A vital component of this entire production was the Nutmeg-Mace pillows. Sarah’s recently gotten into sewing, and taught herself how to make pillowcases for our scented pillows. We went shopping for white linen as part of our valentine’s day celebrations with one another, punctuating the romance of the evening with a trip to Jo-Ann Fabrics. They turned out beautifully.

Once the pillowcases were made, we needed to actually fill them. To do this, I used one of the most excitingly-fun ‘culinary’ tools I’ve used yet.

A Volcano is a super-swanky vaporizer that sells used for about $700. No way in hell Sarah was going to let me buy one of these just to blow up a few pillows, so I started investigating alternatives. I searched a LOT for ‘vaporizers’. Turns out, there’s really only one thing that vaporizers are used for. For this reason, the Volcano is really the only one useful for this other, more-legitimate application in the kitchen, because it’s got a forced-air fan in it (rather than needing a suction source to pull air through it, as most others do). Thankfully I live in the Bay Area, so asking around to borrow one wasn’t terribly difficult.

Most components of this dish were made a day or two before plating, which worked out pretty ok. We chose a sunday afternoon to try to assemble everything; everyone came over and brought what they had made, and we cooked the rest of the vital ingredients that day. James got help from a friend at Bi Rite for some jaw-droppingly delicious rolled pancetta for the Pancetta Discs; I feel like the book’s instructions to slice it 1/8″ thick are erroneous and that 1/16″ is a better thickness, but it still was the most delicious meat I think I’ve ever had. The slices had a bit of trouble staying “disc-ed” up, but still worked nicely.

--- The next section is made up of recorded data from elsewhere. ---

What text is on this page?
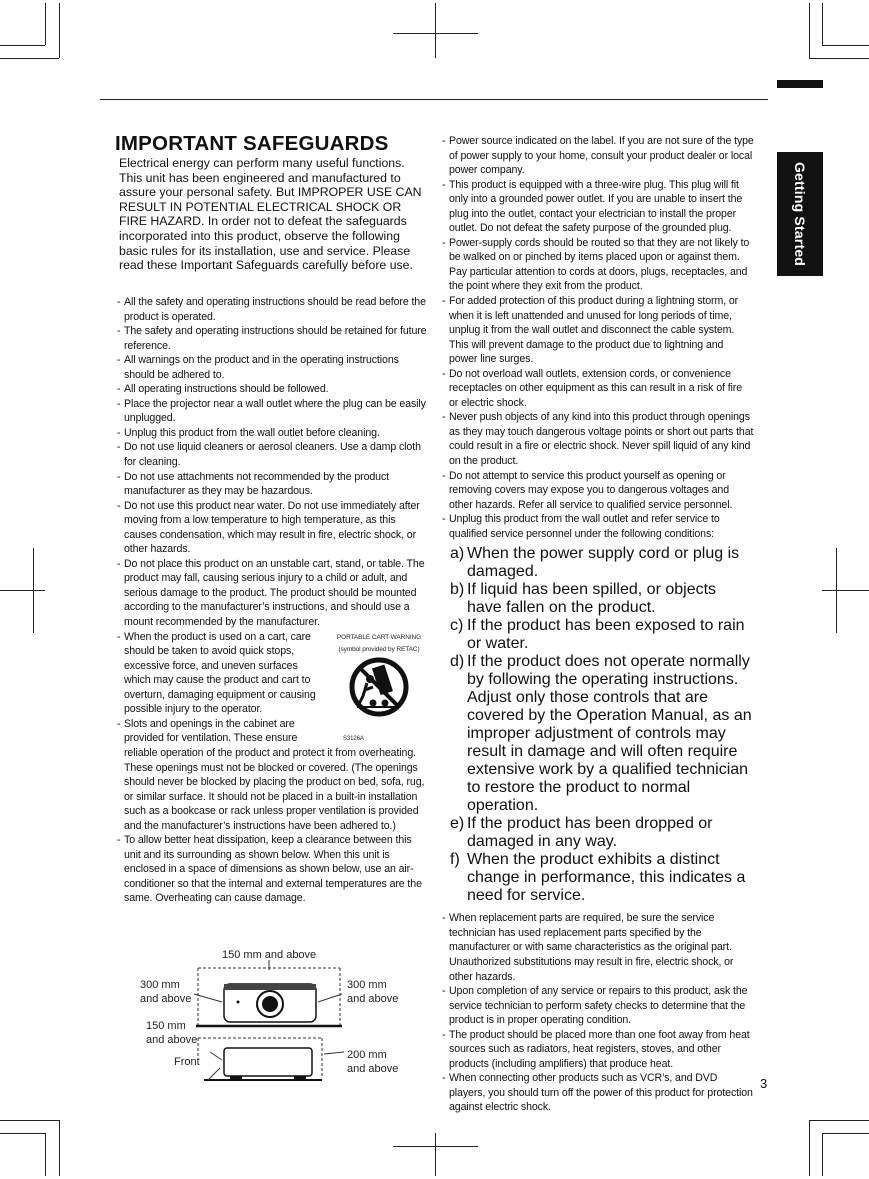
Getting Started
IMPORTANT SAFEGUARDS
Electrical energy can perform many useful functions. This unit has been engineered and manufactured to assure your personal safety. But IMPROPER USE CAN RESULT IN POTENTIAL ELECTRICAL SHOCK OR FIRE HAZARD. In order not to defeat the safeguards incorporated into this product, observe the following basic rules for its installation, use and service. Please read these Important Safeguards carefully before use.
- All the safety and operating instructions should be read before the product is operated.
- The safety and operating instructions should be retained for future reference.
- All warnings on the product and in the operating instructions should be adhered to.
- All operating instructions should be followed.
- Place the projector near a wall outlet where the plug can be easily unplugged.
- Unplug this product from the wall outlet before cleaning.
- Do not use liquid cleaners or aerosol cleaners. Use a damp cloth for cleaning.
- Do not use attachments not recommended by the product manufacturer as they may be hazardous.
- Do not use this product near water. Do not use immediately after moving from a low temperature to high temperature, as this causes condensation, which may result in fire, electric shock, or other hazards.
- Do not place this product on an unstable cart, stand, or table. The product may fall, causing serious injury to a child or adult, and serious damage to the product. The product should be mounted according to the manufacturer’s instructions, and should use a mount recommended by the manufacturer.
- PORTABLE CART WARNING
(symbol provided by RETAC)
S3126A
When the product is used on a cart, care should be taken to avoid quick stops, excessive force, and uneven surfaces which may cause the product and cart to overturn, damaging equipment or causing possible injury to the operator.
- Slots and openings in the cabinet are provided for ventilation. These ensure reliable operation of the product and protect it from overheating. These openings must not be blocked or covered. (The openings should never be blocked by placing the product on bed, sofa, rug, or similar surface. It should not be placed in a built-in installation such as a bookcase or rack unless proper ventilation is provided and the manufacturer’s instructions have been adhered to.)
- To allow better heat dissipation, keep a clearance between this unit and its surrounding as shown below. When this unit is enclosed in a space of dimensions as shown below, use an air-conditioner so that the internal and external temperatures are the same. Overheating can cause damage.
150 mm and above
300 mm
and above
300 mm
and above
150 mm
and above
Front
200 mm
and above
- Power source indicated on the label. If you are not sure of the type of power supply to your home, consult your product dealer or local power company.
- This product is equipped with a three-wire plug. This plug will fit only into a grounded power outlet. If you are unable to insert the plug into the outlet, contact your electrician to install the proper outlet. Do not defeat the safety purpose of the grounded plug.
- Power-supply cords should be routed so that they are not likely to be walked on or pinched by items placed upon or against them. Pay particular attention to cords at doors, plugs, receptacles, and the point where they exit from the product.
- For added protection of this product during a lightning storm, or when it is left unattended and unused for long periods of time, unplug it from the wall outlet and disconnect the cable system. This will prevent damage to the product due to lightning and power line surges.
- Do not overload wall outlets, extension cords, or convenience receptacles on other equipment as this can result in a risk of fire or electric shock.
- Never push objects of any kind into this product through openings as they may touch dangerous voltage points or short out parts that could result in a fire or electric shock. Never spill liquid of any kind on the product.
- Do not attempt to service this product yourself as opening or removing covers may expose you to dangerous voltages and other hazards. Refer all service to qualified service personnel.
- Unplug this product from the wall outlet and refer service to qualified service personnel under the following conditions:
a) When the power supply cord or plug is damaged.
b) If liquid has been spilled, or objects have fallen on the product.
c) If the product has been exposed to rain or water.
d) If the product does not operate normally by following the operating instructions. Adjust only those controls that are covered by the Operation Manual, as an improper adjustment of controls may result in damage and will often require extensive work by a qualified technician to restore the product to normal operation.
e) If the product has been dropped or damaged in any way.
f) When the product exhibits a distinct change in performance, this indicates a need for service.
- When replacement parts are required, be sure the service technician has used replacement parts specified by the manufacturer or with same characteristics as the original part. Unauthorized substitutions may result in fire, electric shock, or other hazards.
- Upon completion of any service or repairs to this product, ask the service technician to perform safety checks to determine that the product is in proper operating condition.
- The product should be placed more than one foot away from heat sources such as radiators, heat registers, stoves, and other products (including amplifiers) that produce heat.
- When connecting other products such as VCR’s, and DVD players, you should turn off the power of this product for protection against electric shock.
3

Frustrated with the insane overpriced-ness of spices in grocery stores in this area, I turned to The Spice House to bulk-order mace and nutmeg for this dish. The nutmeg was quite cheap; James crushed it up in preparation of being Volcanoized.

We did a test run of it before filling the pillows up, giving everyone a chance to smell the pure mace/nutmeg vapor. It was AWESOME.

After the pillows were filled and everything was finished cooking, it was time to get down to the business of plating things. James and I tag-teamed this, while Joe read instructions to us.  Spectator attendance was impressive.

As this was going on, Sarah helped get our table ready. Our wine of choice was one of my favorites from New Zealand, a bottle of Man O War Syrah that she bought from for Christmas. This seemed like a pretty special moment that was appropriate for a special wine.

After it was all over, Sarah snagged a photo of the aftermath of our frantic pace.

At this point, I think I’m just going to shut up for a bit and offer some photos of everything, both on its own and in the context of the dish. This was one of the most photogenic and interesting subjects from the book yet, and it was hard for all of us not to shoot heaps of photos of all of it.


Pink peppercorn skins, separated by using a potato ricer

 


Lightly-fried almonds with salt

 


Guinness beer bubbles

 


Tomato and mango leather strips

 


Vinaigrettes – Almond/Lemon and Yuzu/Soy

 


Lemon Marshmallow

 


Parsnip chips, crushed and whole

 


Blanched and slivered green beans

 

Thank you to Sarah, Kris, Joe, Ali, James, Angie, Francisco, and Jess for helping me so much with this. It was…awesome.